И многие будут говорить, хватит, ты все доказал и себе, и недоброжелателям еще в тот момент, когда подписал контракт с МО. Но, он считал, что этого мало. Стальной характер. Хотя сам про себя он говорил:
- Я же театральная богема! Мне нужно утро начать с чашечки кофе и сигареты! Хлюпик.
Весной 2024 он попадет под удар кассетами, будет ранен в плечо, отлежит в госпитале и снова на фронт. А потом его все же достанет дрон.
Он запомнит свои мысли, которые были как будто между явью и сном.
-Так все просто и уже никогда не увидеть рассвет и не вытащить на удочку из дымящегося пруда карася.
И сам себе удивиться. Куда-то будет лететь через фантастические виденья, среди которых будет сцена из спектакля.
Выросший сын читает послание от погибшего отца:
«...может быть, смерть моя будет неприглядной - на гноище и во вшах. Или буду лежать я на перекрестке дорог, страшный, вздутый, оскалившийся, с вывернутыми карманами. Но это все неважно. Я знаю точно, что буду здесь всегда - на торфяных болотах, среди теней солдат, теперь скользит и моя тень. И под куполом церквушки на Перыновом скиту, в солнечном луче, дрожит эфирная часть моей души. Но самое главное - я останусь в своих детях, в их внуках и правнуках. Буду вечно течь в их жилах, буду смотреть на мир их молодыми глазами. Буду опять любить и ненавидеть, пока мой род не прервется. А значит, я почти что бессмертен».
7.
С дедом они встретятся в какой-то местности, похожей на прозрачный город, где будут веревочно-дощатые мосты и мосты, вверх-вниз.

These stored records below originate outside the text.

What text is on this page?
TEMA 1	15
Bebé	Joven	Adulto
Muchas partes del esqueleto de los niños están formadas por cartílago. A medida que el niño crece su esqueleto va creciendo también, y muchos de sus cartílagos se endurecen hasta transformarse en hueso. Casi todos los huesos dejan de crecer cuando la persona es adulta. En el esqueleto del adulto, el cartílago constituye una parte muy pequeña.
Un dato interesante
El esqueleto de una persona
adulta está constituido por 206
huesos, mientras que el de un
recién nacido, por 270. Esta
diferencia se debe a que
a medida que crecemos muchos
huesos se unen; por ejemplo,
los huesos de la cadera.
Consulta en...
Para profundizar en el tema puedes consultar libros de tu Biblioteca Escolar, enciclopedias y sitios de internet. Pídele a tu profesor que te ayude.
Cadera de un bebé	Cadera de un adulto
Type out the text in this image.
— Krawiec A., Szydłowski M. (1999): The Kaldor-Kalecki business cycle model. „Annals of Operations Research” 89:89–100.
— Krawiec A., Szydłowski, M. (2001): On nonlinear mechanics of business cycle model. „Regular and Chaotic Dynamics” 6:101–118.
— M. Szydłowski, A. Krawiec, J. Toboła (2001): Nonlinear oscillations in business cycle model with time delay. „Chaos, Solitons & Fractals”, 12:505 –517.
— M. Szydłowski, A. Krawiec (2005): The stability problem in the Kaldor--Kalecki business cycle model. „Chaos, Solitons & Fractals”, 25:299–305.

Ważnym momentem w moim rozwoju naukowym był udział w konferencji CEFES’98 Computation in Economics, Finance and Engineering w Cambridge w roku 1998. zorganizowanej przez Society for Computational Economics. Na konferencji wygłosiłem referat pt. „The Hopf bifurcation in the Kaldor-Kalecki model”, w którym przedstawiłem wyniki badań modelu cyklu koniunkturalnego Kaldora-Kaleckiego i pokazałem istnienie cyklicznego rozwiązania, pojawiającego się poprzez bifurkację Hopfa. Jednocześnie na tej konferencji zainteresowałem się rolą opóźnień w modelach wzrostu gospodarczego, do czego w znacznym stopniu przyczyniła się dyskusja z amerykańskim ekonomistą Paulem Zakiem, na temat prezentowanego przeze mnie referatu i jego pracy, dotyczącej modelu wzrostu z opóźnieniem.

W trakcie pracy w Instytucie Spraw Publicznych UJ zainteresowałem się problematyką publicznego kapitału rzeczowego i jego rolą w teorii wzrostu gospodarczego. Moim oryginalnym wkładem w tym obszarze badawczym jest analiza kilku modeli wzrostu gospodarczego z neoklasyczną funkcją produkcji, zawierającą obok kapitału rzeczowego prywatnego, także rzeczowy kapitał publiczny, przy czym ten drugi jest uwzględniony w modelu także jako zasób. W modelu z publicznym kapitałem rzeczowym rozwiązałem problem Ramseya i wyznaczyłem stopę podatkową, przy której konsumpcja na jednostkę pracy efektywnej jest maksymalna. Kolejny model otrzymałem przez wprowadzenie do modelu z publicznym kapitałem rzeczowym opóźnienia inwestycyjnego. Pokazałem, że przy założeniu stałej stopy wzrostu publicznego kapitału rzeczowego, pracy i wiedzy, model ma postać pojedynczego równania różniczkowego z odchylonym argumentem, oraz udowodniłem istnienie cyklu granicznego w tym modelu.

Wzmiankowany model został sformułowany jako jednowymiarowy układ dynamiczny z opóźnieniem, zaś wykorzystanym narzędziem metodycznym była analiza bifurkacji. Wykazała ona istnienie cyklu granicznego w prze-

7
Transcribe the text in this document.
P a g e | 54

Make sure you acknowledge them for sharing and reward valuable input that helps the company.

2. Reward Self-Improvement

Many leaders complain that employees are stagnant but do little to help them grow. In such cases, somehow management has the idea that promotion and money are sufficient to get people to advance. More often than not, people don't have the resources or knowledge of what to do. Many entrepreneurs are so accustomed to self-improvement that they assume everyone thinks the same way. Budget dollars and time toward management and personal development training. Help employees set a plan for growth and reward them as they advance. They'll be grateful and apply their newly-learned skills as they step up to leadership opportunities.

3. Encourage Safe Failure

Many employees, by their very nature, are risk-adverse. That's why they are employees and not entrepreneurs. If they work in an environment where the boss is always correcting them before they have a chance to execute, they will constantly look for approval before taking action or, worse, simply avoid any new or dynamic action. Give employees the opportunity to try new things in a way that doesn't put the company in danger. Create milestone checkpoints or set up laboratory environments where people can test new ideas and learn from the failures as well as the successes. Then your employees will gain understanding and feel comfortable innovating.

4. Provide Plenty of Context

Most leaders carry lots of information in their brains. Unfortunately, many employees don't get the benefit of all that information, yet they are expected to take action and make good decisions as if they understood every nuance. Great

Они как будто обнимутся. И дед произнесет, не словами, а будто бы каким-то телепатическим способом.
- Чет запах какой-то знакомый.
- Правильно понял, фронтовой, - тоже не словами ответит Леха.
- Опять? - пошлет сигнал дед. – С кем теперь-то?
- А то ты не знаешь
- Слушай, но ты же не знаешь, как живет в саду каждая муравьиная куча. Отсюда все, что там, кажется смешным, даже глупым и банальным. Здесь другие материи, другие заботы. Так с кем?
- Украина.
- Твою мать! Так не бывает.
- Там теперь все бывает. Ты даже себе представить не можешь уровня того абсурда.
- Даа, - протянет дед. - Пойдем, покажу тебе, как здесь все устроено, заблудишься еще, Хлюпик.
И усмехнется так, как умели усмехаться только они, суперлюди, ставшие такими поневоле. Типа, и не такое переживали.